All tests have been updated. Except for the test for functions the implementation.rs files have been replaced by auto-generated versions as well, to test the changes to the generator for implementation.rs. The function test was excluded here, as no functions are generated by the automatic implementation. All required test-data has been re-added by hand after the re-generation.

Edit: An additional change has been made, namely that the computation of the QModelIndex from the newDataReady() signal has been moved from the sending to the receiving side. In situations where the previous code actually worked, the change should not cause any noticeable effect.
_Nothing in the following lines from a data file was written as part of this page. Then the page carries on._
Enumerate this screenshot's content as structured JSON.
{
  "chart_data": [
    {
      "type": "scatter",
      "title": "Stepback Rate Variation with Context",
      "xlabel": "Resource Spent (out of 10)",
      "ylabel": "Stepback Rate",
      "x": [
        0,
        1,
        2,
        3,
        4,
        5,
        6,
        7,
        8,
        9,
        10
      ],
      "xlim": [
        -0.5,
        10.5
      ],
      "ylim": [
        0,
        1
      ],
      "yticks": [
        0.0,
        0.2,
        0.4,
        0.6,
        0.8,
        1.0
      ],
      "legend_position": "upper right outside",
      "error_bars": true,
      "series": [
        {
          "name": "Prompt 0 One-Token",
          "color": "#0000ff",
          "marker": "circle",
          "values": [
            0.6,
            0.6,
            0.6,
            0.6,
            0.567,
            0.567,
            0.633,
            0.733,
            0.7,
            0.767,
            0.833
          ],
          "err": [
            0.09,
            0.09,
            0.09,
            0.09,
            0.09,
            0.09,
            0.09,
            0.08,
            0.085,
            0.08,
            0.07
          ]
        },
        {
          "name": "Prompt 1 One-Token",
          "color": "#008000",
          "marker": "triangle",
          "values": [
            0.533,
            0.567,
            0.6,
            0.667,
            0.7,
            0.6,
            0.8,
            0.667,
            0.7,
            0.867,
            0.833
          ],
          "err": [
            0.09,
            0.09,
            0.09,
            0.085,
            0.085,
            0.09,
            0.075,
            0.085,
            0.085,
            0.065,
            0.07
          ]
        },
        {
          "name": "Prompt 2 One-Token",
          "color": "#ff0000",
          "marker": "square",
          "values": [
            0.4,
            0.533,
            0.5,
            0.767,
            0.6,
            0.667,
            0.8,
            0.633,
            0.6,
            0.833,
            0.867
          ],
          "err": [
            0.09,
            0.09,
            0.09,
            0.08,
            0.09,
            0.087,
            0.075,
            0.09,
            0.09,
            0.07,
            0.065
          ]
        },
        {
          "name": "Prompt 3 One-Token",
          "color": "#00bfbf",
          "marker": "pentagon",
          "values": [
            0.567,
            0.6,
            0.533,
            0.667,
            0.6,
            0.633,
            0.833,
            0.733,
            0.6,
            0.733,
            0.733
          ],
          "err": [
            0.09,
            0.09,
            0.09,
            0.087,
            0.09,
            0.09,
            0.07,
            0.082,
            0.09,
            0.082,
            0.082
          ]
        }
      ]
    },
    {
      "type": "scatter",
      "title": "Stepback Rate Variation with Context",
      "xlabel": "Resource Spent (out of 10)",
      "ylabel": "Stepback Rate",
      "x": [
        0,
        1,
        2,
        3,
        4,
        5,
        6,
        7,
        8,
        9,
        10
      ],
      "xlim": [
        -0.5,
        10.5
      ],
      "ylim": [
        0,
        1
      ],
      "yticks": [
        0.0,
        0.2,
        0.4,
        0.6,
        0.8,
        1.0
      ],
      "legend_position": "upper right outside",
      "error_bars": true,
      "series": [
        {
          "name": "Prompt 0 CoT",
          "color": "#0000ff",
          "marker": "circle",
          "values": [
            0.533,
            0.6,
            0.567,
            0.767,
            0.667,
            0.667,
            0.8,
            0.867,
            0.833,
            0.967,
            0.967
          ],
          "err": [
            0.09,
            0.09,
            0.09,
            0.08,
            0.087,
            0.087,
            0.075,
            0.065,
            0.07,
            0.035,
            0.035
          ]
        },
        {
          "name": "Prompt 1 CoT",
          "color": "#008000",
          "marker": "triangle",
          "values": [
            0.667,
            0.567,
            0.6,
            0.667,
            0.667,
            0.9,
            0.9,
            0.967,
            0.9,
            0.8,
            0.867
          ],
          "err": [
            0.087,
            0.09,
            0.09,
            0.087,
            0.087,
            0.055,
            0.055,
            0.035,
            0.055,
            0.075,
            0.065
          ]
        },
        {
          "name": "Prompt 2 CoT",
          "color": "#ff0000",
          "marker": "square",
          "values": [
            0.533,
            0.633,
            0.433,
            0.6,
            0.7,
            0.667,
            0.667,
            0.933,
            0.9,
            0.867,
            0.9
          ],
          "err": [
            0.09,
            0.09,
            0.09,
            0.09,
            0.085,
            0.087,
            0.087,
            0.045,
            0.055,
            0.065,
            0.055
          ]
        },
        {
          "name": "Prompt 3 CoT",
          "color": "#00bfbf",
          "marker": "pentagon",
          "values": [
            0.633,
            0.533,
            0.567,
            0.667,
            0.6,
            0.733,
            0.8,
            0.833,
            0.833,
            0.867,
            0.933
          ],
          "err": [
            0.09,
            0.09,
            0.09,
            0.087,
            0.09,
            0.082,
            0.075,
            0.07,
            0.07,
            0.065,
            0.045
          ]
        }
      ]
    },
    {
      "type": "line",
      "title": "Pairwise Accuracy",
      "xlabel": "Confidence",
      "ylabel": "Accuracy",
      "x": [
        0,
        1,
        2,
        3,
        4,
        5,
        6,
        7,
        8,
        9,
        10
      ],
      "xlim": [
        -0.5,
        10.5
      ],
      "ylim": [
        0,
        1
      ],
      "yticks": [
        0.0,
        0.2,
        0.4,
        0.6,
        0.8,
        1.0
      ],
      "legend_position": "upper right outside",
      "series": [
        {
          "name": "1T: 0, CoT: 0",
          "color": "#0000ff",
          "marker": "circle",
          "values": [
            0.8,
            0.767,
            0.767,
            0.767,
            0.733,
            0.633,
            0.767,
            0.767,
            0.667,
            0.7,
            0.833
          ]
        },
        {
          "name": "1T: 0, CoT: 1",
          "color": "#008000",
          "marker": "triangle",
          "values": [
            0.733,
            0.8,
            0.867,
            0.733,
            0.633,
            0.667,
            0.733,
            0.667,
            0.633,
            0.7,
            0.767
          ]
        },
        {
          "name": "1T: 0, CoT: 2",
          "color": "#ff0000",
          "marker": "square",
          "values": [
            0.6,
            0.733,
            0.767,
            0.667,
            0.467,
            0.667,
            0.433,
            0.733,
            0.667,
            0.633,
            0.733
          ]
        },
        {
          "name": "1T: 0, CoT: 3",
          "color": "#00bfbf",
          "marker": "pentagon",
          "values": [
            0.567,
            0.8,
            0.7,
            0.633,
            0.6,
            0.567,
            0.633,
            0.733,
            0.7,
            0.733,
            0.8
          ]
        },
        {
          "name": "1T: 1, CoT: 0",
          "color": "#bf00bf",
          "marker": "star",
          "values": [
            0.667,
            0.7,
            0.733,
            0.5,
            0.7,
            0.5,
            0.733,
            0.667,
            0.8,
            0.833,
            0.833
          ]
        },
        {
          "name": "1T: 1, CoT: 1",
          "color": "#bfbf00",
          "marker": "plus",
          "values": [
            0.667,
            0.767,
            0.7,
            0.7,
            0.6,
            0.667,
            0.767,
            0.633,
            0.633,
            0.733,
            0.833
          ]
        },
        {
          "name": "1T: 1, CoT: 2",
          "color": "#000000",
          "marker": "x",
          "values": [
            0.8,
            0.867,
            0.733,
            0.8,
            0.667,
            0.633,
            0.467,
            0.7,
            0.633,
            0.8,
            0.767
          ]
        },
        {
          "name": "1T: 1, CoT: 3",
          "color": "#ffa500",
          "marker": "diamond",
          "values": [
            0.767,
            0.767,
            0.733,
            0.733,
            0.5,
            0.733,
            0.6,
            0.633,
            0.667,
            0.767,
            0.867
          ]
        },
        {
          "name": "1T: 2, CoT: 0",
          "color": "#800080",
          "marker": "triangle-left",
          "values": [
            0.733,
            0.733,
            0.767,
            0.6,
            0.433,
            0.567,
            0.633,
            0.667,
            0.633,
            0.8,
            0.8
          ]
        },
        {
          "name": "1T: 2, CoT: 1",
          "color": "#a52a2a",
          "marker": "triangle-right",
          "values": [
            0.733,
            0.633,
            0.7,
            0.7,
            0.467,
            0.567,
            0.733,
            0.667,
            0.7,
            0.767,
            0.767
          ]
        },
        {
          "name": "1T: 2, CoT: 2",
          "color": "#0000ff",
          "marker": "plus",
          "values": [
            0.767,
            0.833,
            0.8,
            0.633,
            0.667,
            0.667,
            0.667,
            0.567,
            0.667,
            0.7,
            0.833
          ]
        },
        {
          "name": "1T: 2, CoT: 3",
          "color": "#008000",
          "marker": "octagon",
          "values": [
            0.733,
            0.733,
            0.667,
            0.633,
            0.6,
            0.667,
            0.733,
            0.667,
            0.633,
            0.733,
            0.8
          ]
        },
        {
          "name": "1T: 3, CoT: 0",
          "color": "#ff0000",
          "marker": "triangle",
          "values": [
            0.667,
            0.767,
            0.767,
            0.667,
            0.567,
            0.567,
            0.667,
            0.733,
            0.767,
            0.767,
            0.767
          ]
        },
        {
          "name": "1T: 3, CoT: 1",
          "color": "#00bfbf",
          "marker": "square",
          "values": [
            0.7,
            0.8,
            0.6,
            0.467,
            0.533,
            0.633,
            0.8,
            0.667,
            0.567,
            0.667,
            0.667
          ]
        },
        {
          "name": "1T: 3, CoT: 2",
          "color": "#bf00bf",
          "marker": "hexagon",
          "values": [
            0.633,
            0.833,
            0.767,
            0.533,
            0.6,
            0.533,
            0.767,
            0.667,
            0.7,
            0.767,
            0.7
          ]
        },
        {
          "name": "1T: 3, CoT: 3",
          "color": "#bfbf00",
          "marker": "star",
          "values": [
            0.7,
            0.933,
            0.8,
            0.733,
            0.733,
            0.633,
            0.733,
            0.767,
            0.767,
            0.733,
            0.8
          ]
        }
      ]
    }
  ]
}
Computing the index on the receiving side however fixes the issue that its row-index might have gone stale between sending the signal and handling it in the UI thread (assuming that the internal ID of tree elements is stable, but that's also a requirement of the previous code). See 85cfc12b for details.

Edit 2: Actually I've now removed the computation of row indices when sending newDataReady(), and just pass in a row index of 0. It is anyhow ignored by the auto-generated fetchMore() code, so computing it is just an additional point of potential failure with (I think) no additional gain.